Applauding for this year's timely theme, Phumzile Mlambo-Ngcuka, Executive Director of the UN Entity for Gender Equality and the Empowerment of Women (UN Women), said the theme also aligns with the 2030 Agenda for Sustainable Development's commitment to educational attainment among indigenous women and girls.
“Formal, non-formal and informal education are potent means to enhance the ability of indigenous women to reach their full potential,” said Ms.
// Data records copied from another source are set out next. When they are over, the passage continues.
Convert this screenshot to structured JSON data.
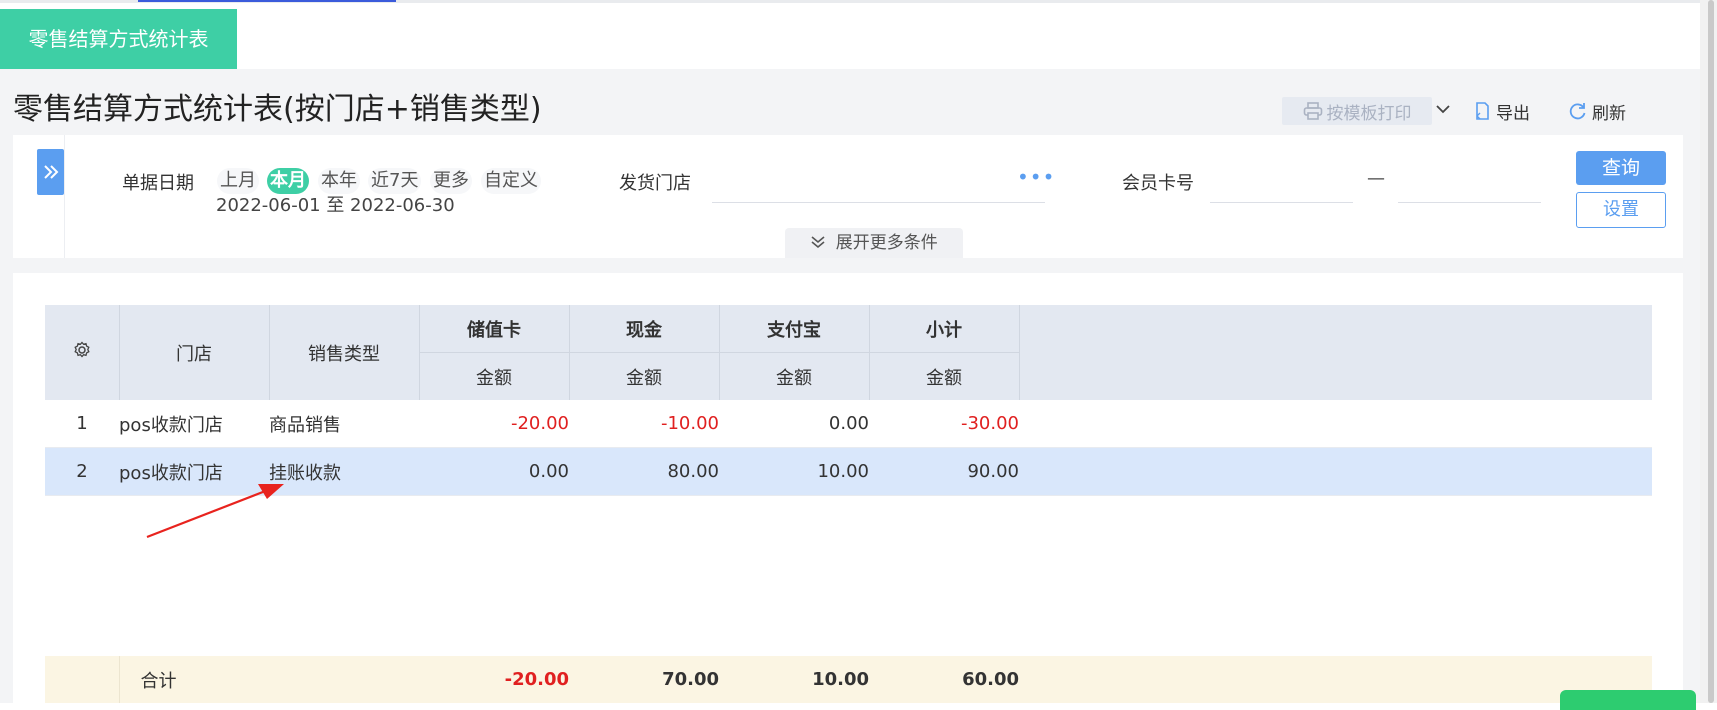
{
  "tabs": [
    {
      "label": "零售结算方式统计表",
      "active": true
    }
  ],
  "page": {
    "title": "零售结算方式统计表(按门店+销售类型)"
  },
  "toolbar": {
    "print_label": "按模板打印",
    "export_label": "导出",
    "refresh_label": "刷新"
  },
  "filters": {
    "date_label": "单据日期",
    "date_options": [
      "上月",
      "本月",
      "本年",
      "近7天",
      "更多",
      "自定义"
    ],
    "date_active": "本月",
    "date_range": "2022-06-01 至 2022-06-30",
    "store_label": "发货门店",
    "store_value": "",
    "card_label": "会员卡号",
    "card_separator": "—",
    "query_label": "查询",
    "settings_label": "设置",
    "expand_label": "展开更多条件"
  },
  "table": {
    "columns": {
      "store": "门店",
      "sale_type": "销售类型"
    },
    "groups": [
      "储值卡",
      "现金",
      "支付宝",
      "小计"
    ],
    "sub_header": "金额",
    "rows": [
      {
        "index": "1",
        "store": "pos收款门店",
        "sale_type": "商品销售",
        "values": [
          "-20.00",
          "-10.00",
          "0.00",
          "-30.00"
        ],
        "selected": false
      },
      {
        "index": "2",
        "store": "pos收款门店",
        "sale_type": "挂账收款",
        "values": [
          "0.00",
          "80.00",
          "10.00",
          "90.00"
        ],
        "selected": true
      }
    ],
    "total": {
      "label": "合计",
      "values": [
        "-20.00",
        "70.00",
        "10.00",
        "60.00"
      ]
    }
  },
  "colors": {
    "accent": "#3ecfa5",
    "primary": "#5b9ef0",
    "negative": "#e02020",
    "annotation_arrow": "#e8231e"
  }
}
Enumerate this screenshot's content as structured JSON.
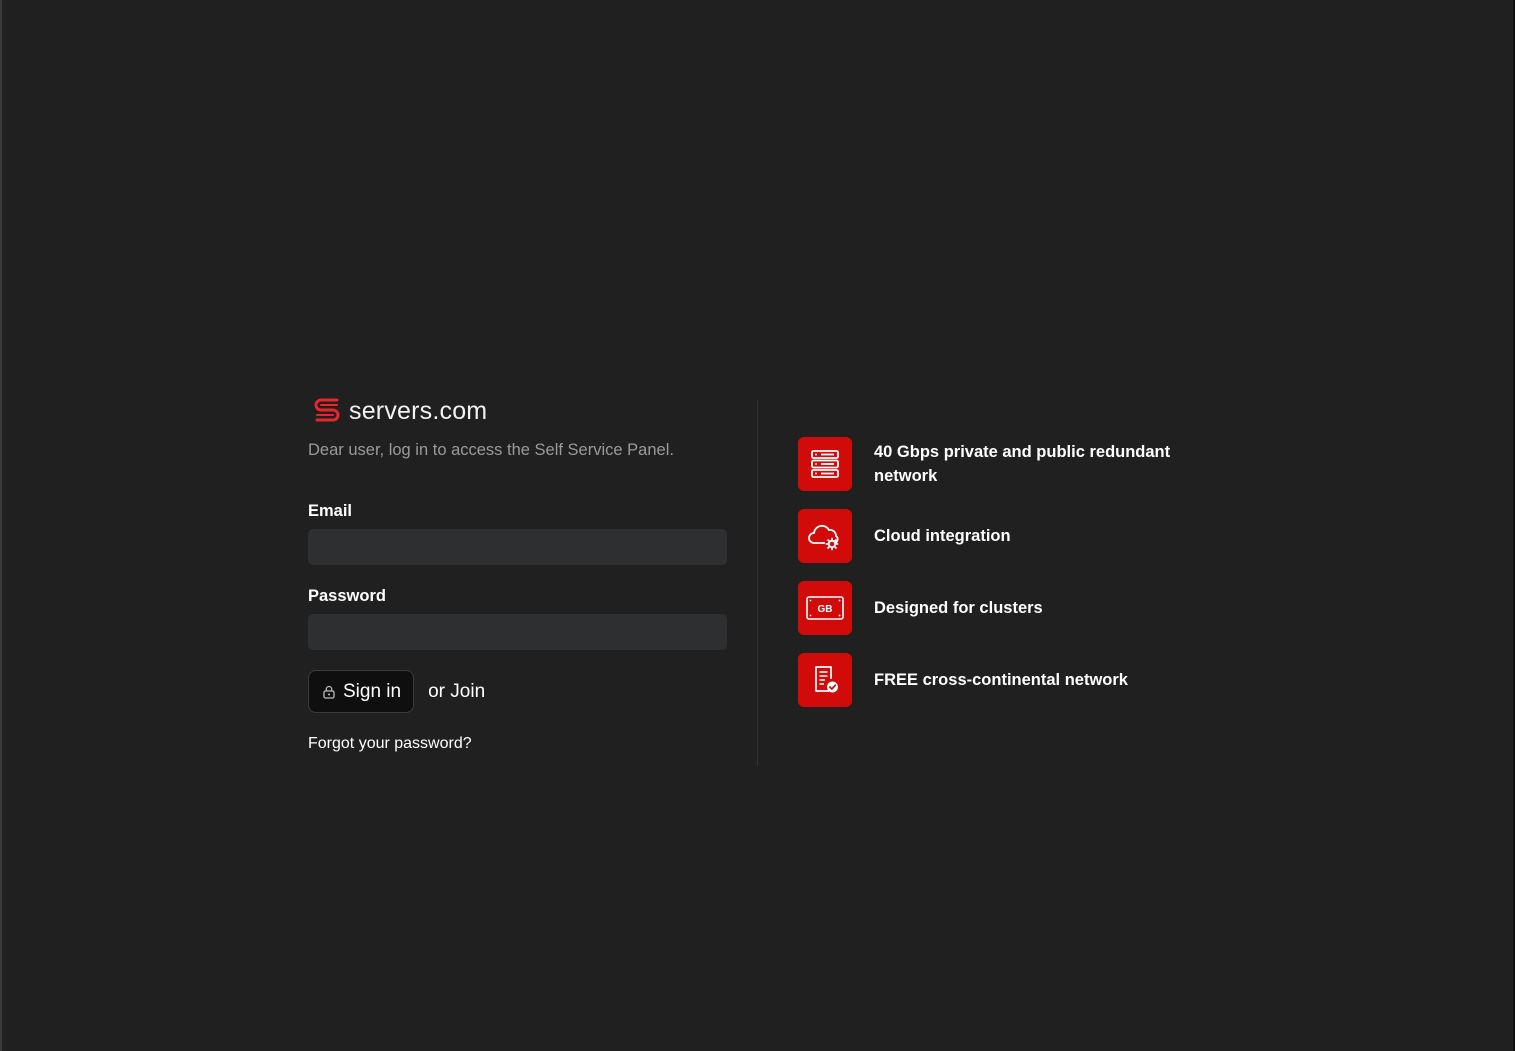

Mlambo-Ngcuka, adding that “formal education must also be promoted to ensure that indigenous girls and women are able to effectively participate in all domains of social, economic and political activity.”
However, she stressed that high levels of illiteracy among indigenous women regrettably attest to the historical patterns of discrimination and exclusion.
Moreover, the UN Permanent Forum on Indigenous Issues, the Special Rapporteur on the rights of indigenous peoples, the UN Expert Mechanism on the Rights of Indigenous Peoples and the UN Voluntary Fund for Indigenous Peoples jointly called upon States to ensure discrimination-free and culturally-sensitive education systems for indigenous peoples, taking into account their languages, cultures and histories.
They also urged that States and indigenous peoples must work together to fulfil indigenous peoples' right to establish and control their educational systems and institutions.